В полдень Иш выехал на Пуласки Скайвей note 1Note1
  Skyway (англ.) – «Небесный путь"


[Закрыть]
. Однажды – ему было пятнадцать – он проезжал здесь с отцом и матерью. Тогда поток летящих машин поверг его в состояние панического ужаса. Грузовики и легковые автомобили, ревя моторами, казалось, возникали отовсюду и так же неожиданно, как появлялись, исчезали бесследно, словно по невидимым спускам уходили вниз под землю. Он еще помнит, как, озабоченно вглядываясь в дорожные знаки, крутил головой отец и как, нервничая, давала советы мама. Ну а теперь на переднем сиденье спала Принцесса, и он сам, постепенно увеличивая скорость, мчался по «Небесному пути». Пока еще далеко, но уже заметные, светло-серыми пятнами выделялись на фоне низких облаков башни небоскребов. Здесь только что закончился ливень и для середины лета было прохладно. Когда Иш увидел эти башни, странное смятение овладело им. Пожалуй, теперь он знал наверняка то, что смутно чувствовал, но не мог объяснить даже себе – почему подсознательно он стремился в Нью-Йорк. Для каждого американца именно здесь находился центр всего мира. По тому, что случилось в Нью-Йорке, он и без дальних путешествий будет знать, что случилось везде. «Падет Рим, и вместе с ним падет весь мир». На въезде в Джерси-Сити он остановился посередине «Небесного пути» и стал изучать «клеверный лист» дорожного указателя. И не взвизгнули за его спиной тормоза, ни один автомобильный сигнал не заставил нервно вздрогнуть, ни одно проклятие не сорвалось с губ водителя грузовика, ни один полицейский не заорал в мегафон. «По крайней мере, – думал он, – жить стало гораздо спокойнее». Издалека донеслись до него звуки – дважды пронзительно вскрикнула птица, морская чайка наверное, и снова тишина, только слабое бормотание застывшего в ленивом бездействии мотора его машины – едва различимое, сонное бормотание, как жужжание пчел на медовом лугу. В последний момент он передумал въезжать в город по туннелям. Без присмотра они могли оказаться затопленными, а в нем все еще жил маленький страх оказаться в ловушке. Иш повернул на север, пересек мост Георга Вашингтона и оказался в Манхэттене.

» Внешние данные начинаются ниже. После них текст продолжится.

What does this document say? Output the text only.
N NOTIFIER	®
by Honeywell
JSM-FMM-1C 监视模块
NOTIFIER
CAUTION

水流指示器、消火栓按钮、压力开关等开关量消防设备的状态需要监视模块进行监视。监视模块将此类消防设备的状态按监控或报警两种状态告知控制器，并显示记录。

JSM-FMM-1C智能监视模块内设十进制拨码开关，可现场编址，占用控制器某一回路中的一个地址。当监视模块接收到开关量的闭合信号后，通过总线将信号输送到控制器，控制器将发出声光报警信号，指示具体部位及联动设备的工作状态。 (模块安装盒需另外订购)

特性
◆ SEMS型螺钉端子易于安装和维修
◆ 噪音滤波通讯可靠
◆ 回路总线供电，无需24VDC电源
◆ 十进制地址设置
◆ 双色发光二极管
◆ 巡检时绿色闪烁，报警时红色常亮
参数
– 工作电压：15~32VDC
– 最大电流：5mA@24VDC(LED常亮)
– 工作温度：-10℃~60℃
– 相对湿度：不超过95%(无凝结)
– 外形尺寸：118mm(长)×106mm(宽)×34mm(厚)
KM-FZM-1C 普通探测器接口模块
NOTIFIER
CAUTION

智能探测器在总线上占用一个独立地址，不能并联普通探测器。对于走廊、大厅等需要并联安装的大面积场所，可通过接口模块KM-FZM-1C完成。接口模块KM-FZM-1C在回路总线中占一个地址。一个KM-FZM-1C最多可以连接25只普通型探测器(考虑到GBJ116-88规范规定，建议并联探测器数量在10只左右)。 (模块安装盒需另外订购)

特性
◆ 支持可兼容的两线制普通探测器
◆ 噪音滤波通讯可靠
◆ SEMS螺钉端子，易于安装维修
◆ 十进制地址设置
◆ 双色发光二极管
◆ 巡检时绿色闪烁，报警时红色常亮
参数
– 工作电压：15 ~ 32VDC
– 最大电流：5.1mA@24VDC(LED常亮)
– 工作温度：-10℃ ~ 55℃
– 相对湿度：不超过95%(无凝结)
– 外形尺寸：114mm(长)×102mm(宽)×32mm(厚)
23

Протянувшемуся вдоль берегов двух своих рек городу суждена еще долгая жизнь. Камень и кирпич, бетон, асфальт и стекло – время милосердно к ним. Разве только дожди оставят темные кляксы, появится кое-где зеленое пятно мха, или травинка пробьется в трещине асфальта. Ослабнут петли оконной рамы, начнет дрожать она, бессильная противиться порывам ветра, и когда-нибудь сорвется и рухнет вниз. Ударит молния, и обрушится плитка карнизов. Зарядят дожди, подмоют фундамент, накренится стена, и вскоре обвалится, засыпав улицу обломками кирпича. После зимних морозов придет мартовская оттепель, и будет трескаться и отслаиваться камень. Дождевая вода будет стекать в люки по водосточным стокам, и если засорятся люки, вода все равно побежит по водосточным стокам, но теперь уже в реки. Заметет снегом улицы, и будут лежать никем не тронутые высокие сугробы. А весной растает снег и талой водой тоже устремится по водосточным желобам. Как и в пустыне, год здесь будет часом в ночи, век днем станет. Город та же пустыня. С закованной в бетон и асфальт земли также катятся дожди в реки. Сквозь трещины разве только бледная травка пробьется, но ни дерево, ни виноградная лоза, ни высокая трава не пустят здесь своих корней. Тенистые деревья, некогда украшавшие широкие авеню, зачахнут без опеки человека в своих мелких и тесных каменных карманах. Даже олень и кролик станут пугливо обходить стороной пустые улицы; пройдет время, крысы и те уйдут из этих мест. Только способные летать найдут здесь приют. Птицы будут вить гнезда на высоких крышах, а утром и вечером через разбитые окна будут вылетать и влетать в дома летучие мыши. И длиться тому долго, очень долго.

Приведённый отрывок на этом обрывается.